Its main advantages are:
(1) it is easy to implement;
(2) it provides fast access to the next record using lexicographic order.
Its disadvantages:
(1) it is difficult to update - inserting a new record may require moving a large proportion of the file;
(2) random access is extremely slow.
Sometimes a file is considered to be sequentially organised despite the fact that it is not ordered according to any key.
Perhaps the date of acquisition is considered to be the key value, the newest entries are added to the end of the file and therefore pose no difficulty to updating.
Inverted files
The importance of this file structure will become more apparent when Boolean Searches are discussed in the next chapter.
For the moment we limit ourselves to describing its structure.
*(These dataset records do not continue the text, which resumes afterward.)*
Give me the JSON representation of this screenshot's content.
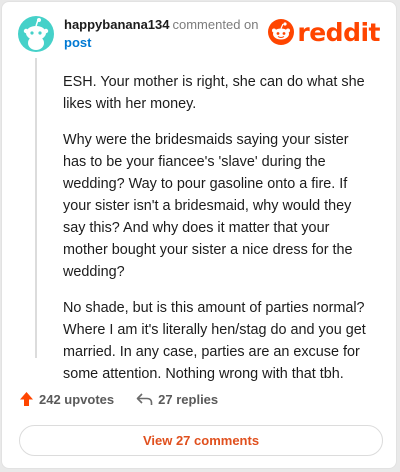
{
  "comment": {
    "username": "happybanana134",
    "action": "commented on",
    "target": "post",
    "paragraphs": [
      "ESH. Your mother is right, she can do what she likes with her money.",
      "Why were the bridesmaids saying your sister has to be your fiancee's 'slave' during the wedding? Way to pour gasoline onto a fire. If your sister isn't a bridesmaid, why would they say this? And why does it matter that your mother bought your sister a nice dress for the wedding?",
      "No shade, but is this amount of parties normal? Where I am it's literally hen/stag do and you get married. In any case, parties are an excuse for some attention. Nothing wrong with that tbh."
    ]
  },
  "brand": {
    "name": "reddit",
    "color": "#ff4500"
  },
  "footer": {
    "upvotes": "242 upvotes",
    "replies": "27 replies",
    "view_button": "View 27 comments"
  },
  "icons": {
    "avatar": "snoo-avatar-icon",
    "logo": "reddit-snoo-logo-icon",
    "upvote": "upvote-arrow-icon",
    "reply": "reply-arrow-icon"
  },
  "colors": {
    "avatar_bg": "#46d1c9",
    "link": "#0079d3",
    "upvote": "#ff4500",
    "button_text": "#e0501e"
  }
}
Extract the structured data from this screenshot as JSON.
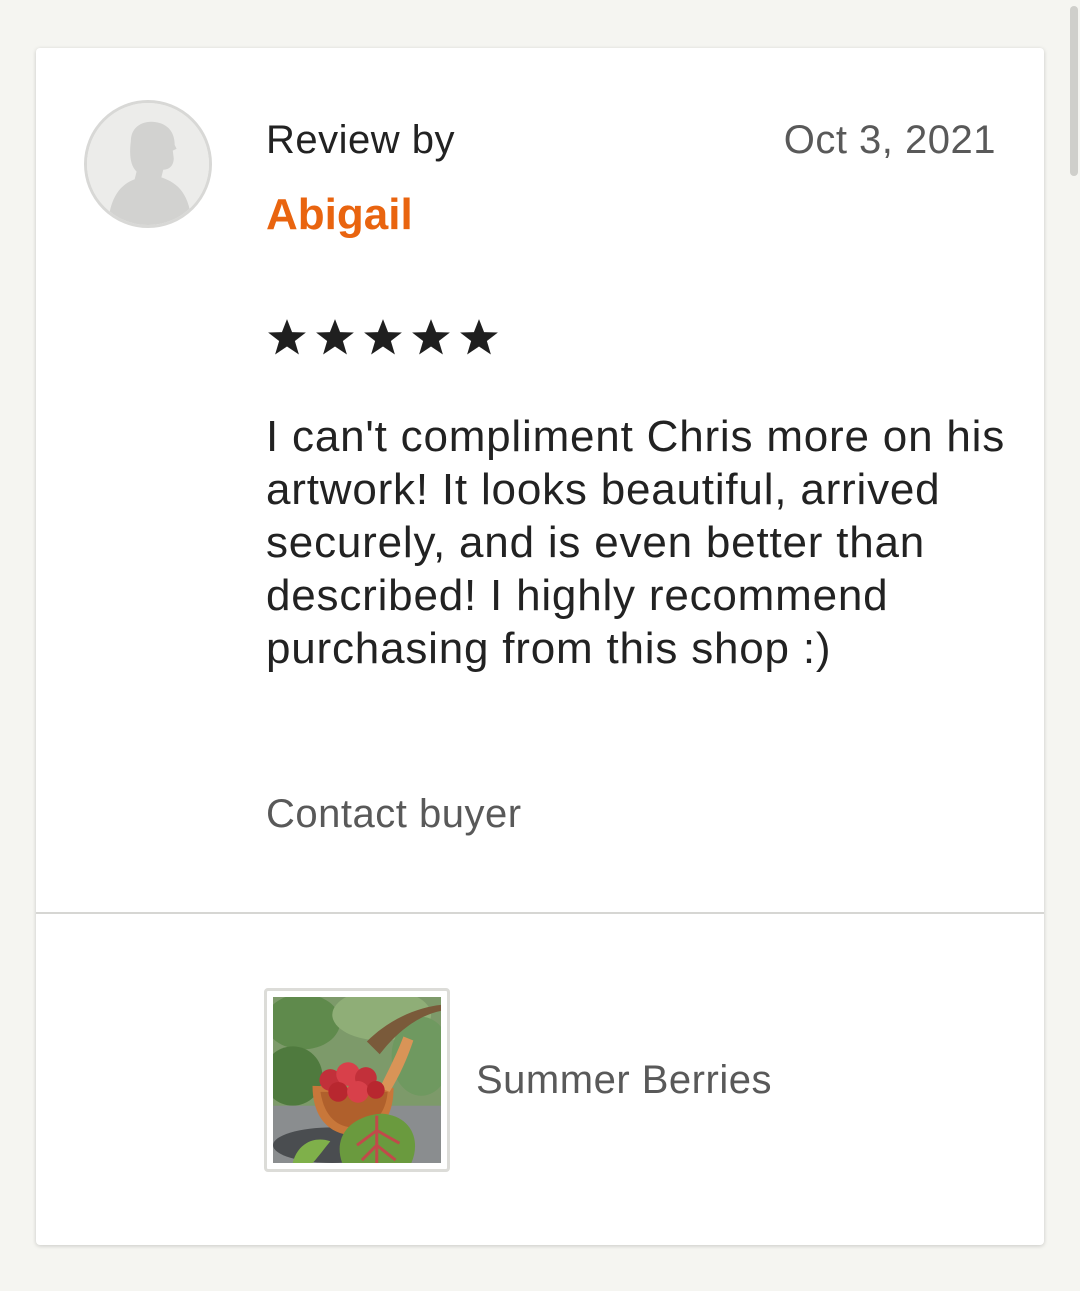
{
  "review": {
    "label": "Review by",
    "reviewer": "Abigail",
    "date": "Oct 3, 2021",
    "rating": 5,
    "rating_max": 5,
    "text": "I can't compliment Chris more on his artwork! It looks beautiful, arrived securely, and is even better than described! I highly recommend purchasing from this shop :)",
    "contact_label": "Contact buyer"
  },
  "listing": {
    "title": "Summer Berries",
    "thumbnail_icon": "berries-painting-thumbnail"
  },
  "colors": {
    "reviewer_name": "#e9640f",
    "background": "#f5f5f1",
    "card": "#ffffff",
    "text_primary": "#222222",
    "text_secondary": "#595959"
  },
  "icons": {
    "avatar": "default-user-avatar-icon",
    "star": "star-icon"
  }
}
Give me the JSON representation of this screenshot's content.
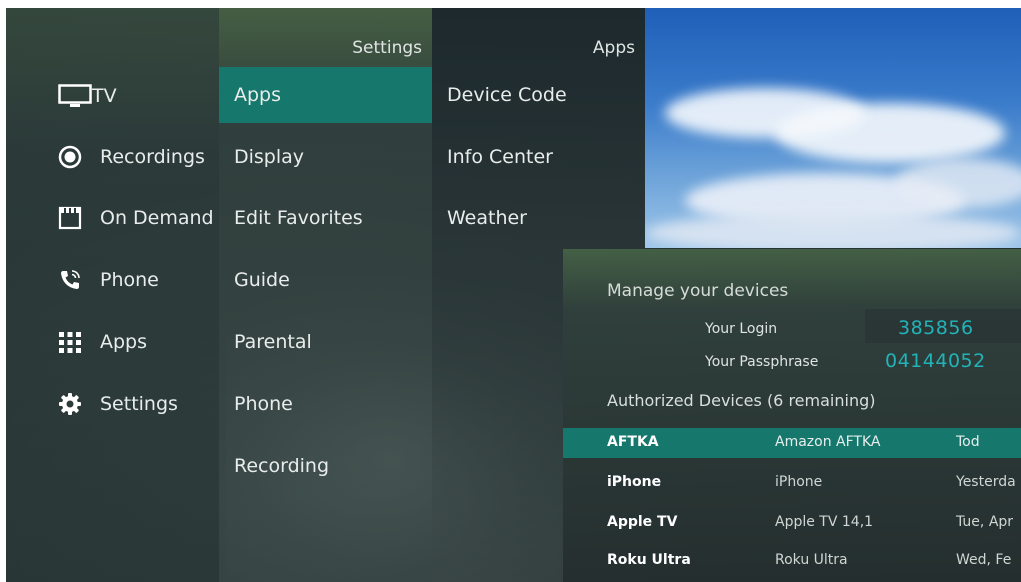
{
  "main_menu": {
    "items": [
      {
        "label": "TV",
        "icon": "tv-icon"
      },
      {
        "label": "Recordings",
        "icon": "record-icon"
      },
      {
        "label": "On Demand",
        "icon": "film-icon"
      },
      {
        "label": "Phone",
        "icon": "phone-icon"
      },
      {
        "label": "Apps",
        "icon": "apps-grid-icon"
      },
      {
        "label": "Settings",
        "icon": "gear-icon"
      }
    ]
  },
  "settings_menu": {
    "title": "Settings",
    "items": [
      "Apps",
      "Display",
      "Edit Favorites",
      "Guide",
      "Parental",
      "Phone",
      "Recording"
    ],
    "selected": "Apps"
  },
  "apps_menu": {
    "title": "Apps",
    "items": [
      "Device Code",
      "Info Center",
      "Weather"
    ]
  },
  "devices_panel": {
    "title": "Manage your devices",
    "login_label": "Your Login",
    "login_value": "385856",
    "passphrase_label": "Your Passphrase",
    "passphrase_value": "04144052",
    "authorized_title": "Authorized Devices (6 remaining)",
    "devices": [
      {
        "name": "AFTKA",
        "model": "Amazon AFTKA",
        "last_used": "Tod"
      },
      {
        "name": "iPhone",
        "model": "iPhone",
        "last_used": "Yesterda"
      },
      {
        "name": "Apple TV",
        "model": "Apple TV 14,1",
        "last_used": "Tue, Apr"
      },
      {
        "name": "Roku Ultra",
        "model": "Roku Ultra",
        "last_used": "Wed, Fe"
      }
    ]
  },
  "colors": {
    "accent": "#16776c",
    "code_text": "#22b3b8"
  }
}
An inverted file is a file structure in which every list
contains only one record.
Remember that a list is defined with
respect to a keyword K, so every K-list contains only
one record.
This implies that the directory will be such that
ni = hi for all i, that is, the number of records
containing Ki will equal the number of Ki-lists.
So
the directory will have an address for each record containing
Ki .
For document retrieval this means that given a keyword
we can immediately locate the addresses of all the documents
containing that keyword.
For the previous example let us assume that
a non-black entry in the field corresponding to an attribute indicates
the presence of a keyword and a black entry its absence.
Then the
directory will point to the file in the way shown in Figure
4.3.
The definition of an inverted files does not require
that the addresses in the directory are in any order.
However, to
facilitate operations such as conjunction ('and') and disjunction
('or') on any two inverted lists, the addresses are normally kept in
record number order.
This means that 'and' and 'or' operations can
be performed with one pass through both lists.
The penalty we pay is
of course that the inverted file becomes slower to update.
Index-sequential files
An index-sequential file is an inverted file in which for every keyword Ki , we have ni = hi = 1 and a11 <a21 . . . <am1.
This situation can only |